Either they’re blind to it…

Or she’s hiding it better than she should be able to.

Juniper shifts her weight slightly, gathering something from her bag. I catch the faint movement of paper or notes. She glances down briefly, then back toward the space where she performed the ritual, as if comparing what she sees to what she expected.

Analysis. Not guesswork.

That realization tightens something in my chest.

She’s not just sensitive to magic. She understands it, like she’s building conclusions instead of reacting to impressions.

My lion presses harder against my will.

She belongs here.

The thought lands again, heavier this time, less like instinct and more like accusation. I exhale slowly through my nose, grounding myself. This isn’t the time for instinct. It’s the time for information.

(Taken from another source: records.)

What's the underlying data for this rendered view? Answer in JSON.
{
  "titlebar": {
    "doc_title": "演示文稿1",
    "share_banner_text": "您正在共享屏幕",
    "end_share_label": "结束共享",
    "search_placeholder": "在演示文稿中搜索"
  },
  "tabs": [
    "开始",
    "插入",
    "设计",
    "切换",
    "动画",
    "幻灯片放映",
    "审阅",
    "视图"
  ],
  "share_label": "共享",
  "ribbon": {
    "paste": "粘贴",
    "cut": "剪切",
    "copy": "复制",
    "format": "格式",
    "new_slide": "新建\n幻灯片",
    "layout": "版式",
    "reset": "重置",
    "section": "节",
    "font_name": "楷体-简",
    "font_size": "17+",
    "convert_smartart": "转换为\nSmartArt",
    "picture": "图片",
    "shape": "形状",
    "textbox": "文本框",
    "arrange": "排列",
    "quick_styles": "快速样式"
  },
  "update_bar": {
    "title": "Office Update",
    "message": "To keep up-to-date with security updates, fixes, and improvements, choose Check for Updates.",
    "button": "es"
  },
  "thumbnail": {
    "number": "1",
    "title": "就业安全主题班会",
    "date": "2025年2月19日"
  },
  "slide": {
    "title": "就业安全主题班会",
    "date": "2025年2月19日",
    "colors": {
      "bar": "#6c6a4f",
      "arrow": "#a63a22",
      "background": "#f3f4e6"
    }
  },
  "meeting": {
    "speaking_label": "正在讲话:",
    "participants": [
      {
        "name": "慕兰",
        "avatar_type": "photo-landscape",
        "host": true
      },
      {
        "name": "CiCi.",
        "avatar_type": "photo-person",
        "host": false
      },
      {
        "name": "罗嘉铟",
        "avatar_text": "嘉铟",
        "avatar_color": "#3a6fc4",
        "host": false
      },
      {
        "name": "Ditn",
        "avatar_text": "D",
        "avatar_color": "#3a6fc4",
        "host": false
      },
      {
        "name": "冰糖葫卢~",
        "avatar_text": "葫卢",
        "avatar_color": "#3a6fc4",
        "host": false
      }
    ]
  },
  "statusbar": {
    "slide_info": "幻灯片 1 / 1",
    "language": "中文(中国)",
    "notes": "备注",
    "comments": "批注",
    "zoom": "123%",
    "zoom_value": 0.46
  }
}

I pull out my phone, stepping just slightly farther back into shadow as I dial. Dominic answers almost immediately.

“Boss?”

“I need you on something,” I say, keeping my voice low, even though no one nearby should be able to hear me.

There’s a pause on his end. “What kind of something?”

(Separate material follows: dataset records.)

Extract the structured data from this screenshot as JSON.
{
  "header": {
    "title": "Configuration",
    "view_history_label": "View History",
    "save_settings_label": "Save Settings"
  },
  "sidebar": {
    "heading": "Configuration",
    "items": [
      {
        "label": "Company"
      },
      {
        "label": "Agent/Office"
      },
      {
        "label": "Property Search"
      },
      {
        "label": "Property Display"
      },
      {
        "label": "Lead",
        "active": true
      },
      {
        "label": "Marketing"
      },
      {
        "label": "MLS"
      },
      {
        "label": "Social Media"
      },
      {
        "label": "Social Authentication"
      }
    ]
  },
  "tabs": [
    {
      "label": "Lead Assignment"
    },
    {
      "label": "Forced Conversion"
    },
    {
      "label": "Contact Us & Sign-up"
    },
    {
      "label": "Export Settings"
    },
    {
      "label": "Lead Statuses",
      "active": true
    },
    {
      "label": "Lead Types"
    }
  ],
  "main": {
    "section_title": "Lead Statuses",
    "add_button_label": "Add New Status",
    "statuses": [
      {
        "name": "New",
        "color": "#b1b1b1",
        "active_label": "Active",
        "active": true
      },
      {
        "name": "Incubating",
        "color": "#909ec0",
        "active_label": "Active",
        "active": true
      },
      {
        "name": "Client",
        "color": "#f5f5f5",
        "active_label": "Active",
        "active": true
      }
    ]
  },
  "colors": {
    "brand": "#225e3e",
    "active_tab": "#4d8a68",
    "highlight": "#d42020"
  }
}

“A woman,” I say, watching Juniper as I speak. “New in town. I want everything you can find on her. Quietly. No contact. No exposure. Understood?”

“Understood,” he says without hesitation.

I almost end the call there, but something makes me add, “And Dominic?”

“Yeah?”

My eyes stay locked on her.

“She’s important,” I say.

There’s a fraction of silence. “Important how?”

I hesitate just long enough to feel how wrong this conversation already is.

“I don’t know yet,” I admit. “But she is.”

I end the call before he can press further. When I look back up, Juniper is still there. Still unaware. Still standing at the center of something she doesn’t realize she’s already touching.

My lion shifts again, restless and insistent, like he’s already decided the outcome of this encounter.

I step back another half pace. Not because I want distance. Because I need it. But even as I retreat, I don’t look away. Not once.